The Attempt at a Solution



I got (a)...b and c are where I hit problems.

for b i used the equation...

mg(h+x) + F(h+x)(cos(pi))=.5kx^2

Now when I tried to solve for x i got an equation with huge numbers:

49012+13247x-0.075x^2
It just doesn't seem reasonable to solve for x here, and I know i must be doing something wrong I just can't see it.

for (c):

I used 1/2k(x)^2 - F(x+h) = (1800)(9.81)(x+h)

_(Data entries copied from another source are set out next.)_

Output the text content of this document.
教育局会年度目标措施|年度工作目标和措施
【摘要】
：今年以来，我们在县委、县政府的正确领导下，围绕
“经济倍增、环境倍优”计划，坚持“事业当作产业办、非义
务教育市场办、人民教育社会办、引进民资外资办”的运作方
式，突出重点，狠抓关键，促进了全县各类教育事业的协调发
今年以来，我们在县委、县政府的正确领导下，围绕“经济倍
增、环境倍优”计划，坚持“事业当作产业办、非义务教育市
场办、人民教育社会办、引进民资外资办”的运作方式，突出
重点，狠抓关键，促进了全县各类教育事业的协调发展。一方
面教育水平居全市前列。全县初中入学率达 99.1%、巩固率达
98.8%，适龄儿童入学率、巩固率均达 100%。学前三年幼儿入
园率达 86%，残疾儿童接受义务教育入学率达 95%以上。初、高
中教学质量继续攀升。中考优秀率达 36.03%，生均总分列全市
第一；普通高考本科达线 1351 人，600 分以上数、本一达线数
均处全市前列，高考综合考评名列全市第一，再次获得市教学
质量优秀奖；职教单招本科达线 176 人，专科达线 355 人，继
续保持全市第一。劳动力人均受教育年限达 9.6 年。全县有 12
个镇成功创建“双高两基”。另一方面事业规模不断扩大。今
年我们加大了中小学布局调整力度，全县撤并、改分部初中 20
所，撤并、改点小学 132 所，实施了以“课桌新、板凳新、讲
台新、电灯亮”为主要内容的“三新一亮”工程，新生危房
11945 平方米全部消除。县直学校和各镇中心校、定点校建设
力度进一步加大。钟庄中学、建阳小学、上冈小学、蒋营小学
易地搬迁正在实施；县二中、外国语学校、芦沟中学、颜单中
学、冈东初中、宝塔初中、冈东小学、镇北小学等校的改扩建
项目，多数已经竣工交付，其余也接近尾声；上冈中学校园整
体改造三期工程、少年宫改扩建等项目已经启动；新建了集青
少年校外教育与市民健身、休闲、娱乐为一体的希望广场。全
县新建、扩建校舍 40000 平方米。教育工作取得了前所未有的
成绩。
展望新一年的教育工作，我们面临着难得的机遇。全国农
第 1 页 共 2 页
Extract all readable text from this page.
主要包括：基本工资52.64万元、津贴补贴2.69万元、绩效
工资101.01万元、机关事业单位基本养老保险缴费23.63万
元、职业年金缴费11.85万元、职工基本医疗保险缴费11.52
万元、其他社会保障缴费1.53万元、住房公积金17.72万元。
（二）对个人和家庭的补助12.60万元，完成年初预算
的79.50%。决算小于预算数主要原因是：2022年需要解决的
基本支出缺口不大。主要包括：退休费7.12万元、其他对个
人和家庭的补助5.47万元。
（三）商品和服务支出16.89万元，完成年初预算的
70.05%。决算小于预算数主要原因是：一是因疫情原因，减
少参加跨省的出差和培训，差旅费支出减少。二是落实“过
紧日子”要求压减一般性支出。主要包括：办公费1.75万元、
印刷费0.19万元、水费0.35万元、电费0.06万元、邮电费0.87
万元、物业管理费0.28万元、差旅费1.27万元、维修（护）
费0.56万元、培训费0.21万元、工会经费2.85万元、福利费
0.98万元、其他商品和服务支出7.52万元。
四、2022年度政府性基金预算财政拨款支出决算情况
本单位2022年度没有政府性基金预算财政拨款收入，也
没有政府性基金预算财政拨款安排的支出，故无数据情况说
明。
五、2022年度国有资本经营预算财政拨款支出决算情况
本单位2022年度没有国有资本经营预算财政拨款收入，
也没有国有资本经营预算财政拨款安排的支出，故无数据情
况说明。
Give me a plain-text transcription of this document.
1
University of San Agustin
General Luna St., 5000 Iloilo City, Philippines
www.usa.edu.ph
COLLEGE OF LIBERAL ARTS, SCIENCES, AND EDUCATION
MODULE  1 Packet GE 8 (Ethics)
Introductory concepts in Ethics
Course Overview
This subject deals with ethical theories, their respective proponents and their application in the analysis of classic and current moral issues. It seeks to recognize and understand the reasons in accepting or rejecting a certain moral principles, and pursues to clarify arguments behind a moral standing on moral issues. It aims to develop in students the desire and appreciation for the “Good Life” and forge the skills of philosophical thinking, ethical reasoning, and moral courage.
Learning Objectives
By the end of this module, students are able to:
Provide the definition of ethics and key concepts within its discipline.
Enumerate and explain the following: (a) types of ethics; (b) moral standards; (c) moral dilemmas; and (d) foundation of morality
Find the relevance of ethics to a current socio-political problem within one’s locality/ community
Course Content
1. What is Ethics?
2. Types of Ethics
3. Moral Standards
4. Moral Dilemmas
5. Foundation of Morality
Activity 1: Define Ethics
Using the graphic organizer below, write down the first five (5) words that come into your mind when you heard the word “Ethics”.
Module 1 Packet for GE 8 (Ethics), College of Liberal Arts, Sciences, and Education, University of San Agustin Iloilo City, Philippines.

I would plug in x from c, its just x that I can't find.

Thanks!
 
on Phys.org
iamkristing said:
for b i used the equation...

mg(h+x) + F(h+x)(cos(pi))=.5kx^2
Looks good.

Now when I tried to solve for x i got an equation with huge numbers:

49012+13247x-0.075x^2
Check those numbers. (Realize that MN = 1 000 000 N.)
 
im still getting an answer of about 6 million...when the answer is 90...
 
Check again.
iamkristing said:
Now when I tried to solve for x i got an equation with huge numbers:

49012+13247x-0.075x^2
The numbers in your first two terms are reasonable, but that 0.075 is WAY off. (It's a million times too small.)
 
i adjusted that term by a million. and now that term is too large. I plugged in the correct answer of 90, hoping that the entire term will go to zero. But it goes to a number greater than -6 million.

I am supposed to be solving for the x^2 and the x in the equation correct?
 
Not sure where that answer of 90 m comes from. I solved it, getting a much smaller number. (I might certainly have made an arithmetic error.)

Correct that last term and solve the quadratic equation.